Two years later, the concept — and Mullen emphasizes that the 1,000-ship navy is a concept — continues to generate discussion worldwide, he said.
“I wouldn’t want it to be anything else but that concept and it’s in that concept and in the discussions we’ve had in regions globally that it has military leaders and other governmental leaders — even in our government it’s been well-received by our State Department — thinking about how to engage and create enduring partners from emerging partners against these common challenges that we all have,” Mullen said. “In the end, security in the maritime domain is vital.”
“Nobody can do it alone anymore,” he said. “Not the United States, not the United States Navy.

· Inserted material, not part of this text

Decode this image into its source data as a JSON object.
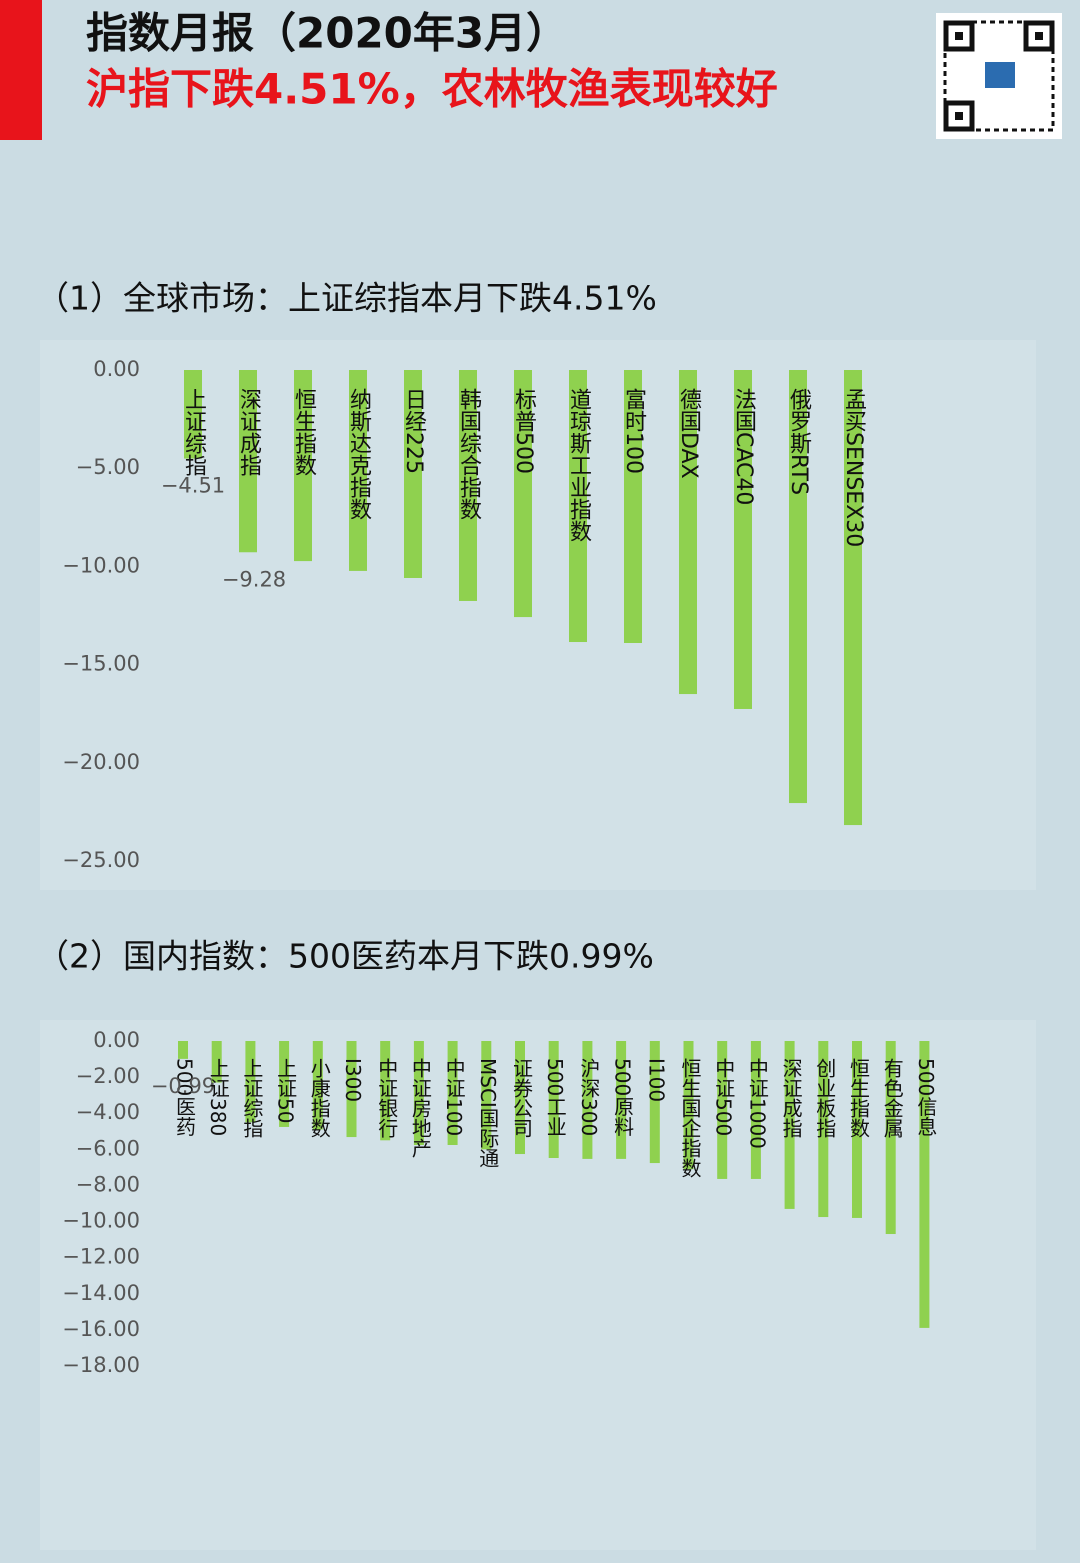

We’ve got to have partners and relationships to [promote maritime safety and security].”
“I’ve actually scratched my head about why it’s been so well-received,” Mullen said. “Sometimes it gets discussed as if it’s my 1,000-ship navy. It is not my 1,000-ship navy. It is a navy that is composed of navies or other maritime capabilities, coast guards, port security authorities, around the world. It’s voluntary. One of the things that has really struck me about it, and the receptivity it’s received in so many parts of the world, is the barriers to entry are almost nil.”
Further, the admiral argued that maritime security is often taken for granted.
Demonstrating the Navy’s relevance to the American population has been part of Mullen’s push for a new maritime strategy co-authored by the three maritime services, the Navy, Marine Corps and Coast Guard.
The new strategy has taken a little over a year to write and is currently being finalized.
“We haven’t had [a maritime strategy] for some 20 years or so,” Mullen said. “We’re in this new era and we really need a new one and we’re closing on that.”
The new strategy is expected to be signed by Mullen’s successor, Adm. Gary Roughead, he said. Roughead is awaiting a Senate confirmation hearing before taking his new post.
“And I don’t think it’s going to be another 20 years before it gets updated again because things are moving too quickly,” he said.
“It’s a very busy time,” Mullen said. “The Navy and our partner the Marine Corps are at a time in making a difference in the world that matches that need and will continue in the future.”
Mullen said he will miss serving as the Navy’s top officer, but emphasized his deep appreciation for sailors and their families around the world who are serving in the Navy.
“Our high-quality people — and it all happens because of them — are making such a difference,” the admiral said.